Designing an Earth-abundant and inexpensive electrocatalyst to drive the oxygen evolution reaction (OER) for high-purity hydrogen production is of great importance. Herein, the cation (iron) and anion (borate) co-doping strategy was proposed to effectively trigger the OER performance on a low-cost NiO material. The optimal hollow Fe/B-i-NiO bipyramidal prism shows superior OER performance, and displays a low overpotential (261 mV) at 10 mA cm(-2), accompanied by a low Tafel slope (46 mV dec(-1)), excellent intrinsic activity and robust stability. The overall alkaline water splitting using Fe/B-i-NiO/NF as an anode affords low cell voltages of 1.50 and 1.63 V at 10 and 100 mA cm(-2), and operates steadily at a high current density of 100 mA cm(-2) for 55 h without decay.
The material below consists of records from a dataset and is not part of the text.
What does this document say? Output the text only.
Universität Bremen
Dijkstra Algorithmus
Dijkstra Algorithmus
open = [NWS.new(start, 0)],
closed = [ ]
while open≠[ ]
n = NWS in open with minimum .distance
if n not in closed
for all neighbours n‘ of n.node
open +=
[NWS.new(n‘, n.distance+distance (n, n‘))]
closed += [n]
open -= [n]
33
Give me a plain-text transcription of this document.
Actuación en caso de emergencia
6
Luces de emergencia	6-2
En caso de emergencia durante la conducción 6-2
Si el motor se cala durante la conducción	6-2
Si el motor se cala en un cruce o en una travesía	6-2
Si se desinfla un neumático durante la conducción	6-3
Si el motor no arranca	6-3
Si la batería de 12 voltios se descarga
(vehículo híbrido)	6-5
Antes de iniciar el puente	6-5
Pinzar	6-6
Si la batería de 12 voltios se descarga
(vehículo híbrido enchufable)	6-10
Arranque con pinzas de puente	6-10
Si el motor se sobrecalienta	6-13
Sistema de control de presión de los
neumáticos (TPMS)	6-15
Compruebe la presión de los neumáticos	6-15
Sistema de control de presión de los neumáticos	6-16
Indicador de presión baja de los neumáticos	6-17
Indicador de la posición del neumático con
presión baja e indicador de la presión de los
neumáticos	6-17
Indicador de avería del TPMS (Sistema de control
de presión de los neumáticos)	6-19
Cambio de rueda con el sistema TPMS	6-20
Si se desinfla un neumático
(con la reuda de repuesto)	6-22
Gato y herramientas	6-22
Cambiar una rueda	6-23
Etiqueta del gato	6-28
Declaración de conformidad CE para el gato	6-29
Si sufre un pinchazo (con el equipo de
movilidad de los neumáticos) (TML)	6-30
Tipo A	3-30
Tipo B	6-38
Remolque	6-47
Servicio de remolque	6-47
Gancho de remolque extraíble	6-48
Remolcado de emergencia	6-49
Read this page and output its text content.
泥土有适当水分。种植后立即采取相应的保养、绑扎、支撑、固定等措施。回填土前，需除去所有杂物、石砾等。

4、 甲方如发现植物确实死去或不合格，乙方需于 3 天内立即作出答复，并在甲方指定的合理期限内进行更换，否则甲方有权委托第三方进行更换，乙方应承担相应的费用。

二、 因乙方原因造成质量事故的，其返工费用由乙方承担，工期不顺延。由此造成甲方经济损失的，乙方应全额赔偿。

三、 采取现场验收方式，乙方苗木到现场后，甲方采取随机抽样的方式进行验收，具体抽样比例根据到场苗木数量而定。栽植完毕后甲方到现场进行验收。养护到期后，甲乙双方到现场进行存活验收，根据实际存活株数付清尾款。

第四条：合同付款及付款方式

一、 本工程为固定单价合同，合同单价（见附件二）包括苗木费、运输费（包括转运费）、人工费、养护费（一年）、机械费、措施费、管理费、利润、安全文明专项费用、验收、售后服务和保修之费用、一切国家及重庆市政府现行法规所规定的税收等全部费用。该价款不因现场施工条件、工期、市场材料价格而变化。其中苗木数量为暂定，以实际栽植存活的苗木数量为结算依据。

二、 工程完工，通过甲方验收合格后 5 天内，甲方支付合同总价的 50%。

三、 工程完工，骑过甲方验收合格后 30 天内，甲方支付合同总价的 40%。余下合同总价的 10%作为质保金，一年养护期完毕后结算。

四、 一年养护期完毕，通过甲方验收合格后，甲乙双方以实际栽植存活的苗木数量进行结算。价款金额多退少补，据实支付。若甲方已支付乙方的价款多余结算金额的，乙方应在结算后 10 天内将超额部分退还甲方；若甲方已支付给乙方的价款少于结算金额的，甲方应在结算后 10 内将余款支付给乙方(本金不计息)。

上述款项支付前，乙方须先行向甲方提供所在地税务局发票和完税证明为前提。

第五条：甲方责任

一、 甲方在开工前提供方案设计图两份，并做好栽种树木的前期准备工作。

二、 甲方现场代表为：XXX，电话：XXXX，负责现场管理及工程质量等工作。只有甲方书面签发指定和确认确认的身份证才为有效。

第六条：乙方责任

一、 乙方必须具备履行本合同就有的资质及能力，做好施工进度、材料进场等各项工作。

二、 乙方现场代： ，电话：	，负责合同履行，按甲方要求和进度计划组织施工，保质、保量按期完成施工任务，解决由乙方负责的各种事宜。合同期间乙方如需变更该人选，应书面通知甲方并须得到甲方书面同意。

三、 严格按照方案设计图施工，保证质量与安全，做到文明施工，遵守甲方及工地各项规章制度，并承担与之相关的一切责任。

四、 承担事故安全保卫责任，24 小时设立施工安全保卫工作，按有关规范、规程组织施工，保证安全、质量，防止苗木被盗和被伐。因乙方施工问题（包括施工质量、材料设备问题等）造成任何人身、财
The excellent electrocatalytic activity could be ascribed to the hollow structure to shorten the mass transfer pathway, the electronic modulation by Fe doping, the increased accessible electroactive sites created by oxygen vacancies through borate doping, and the formation of BO33--OH- to accelerate the deprotonation of OHads.

Automated summary

The cation and anion co-doping strategy proposed in this study effectively enhanced the OER performance on a low-cost NiO material, resulting in superior OER activity for high-purity hydrogen production. The excellent electrocatalytic activity of the Fe/B-i-NiO bipyramidal prism can be attributed to its hollow structure, electronic modulation by Fe doping, increased accessible electroactive sites through borate doping, and the formation of BO33--OH- to accelerate the deprotonation of OHads.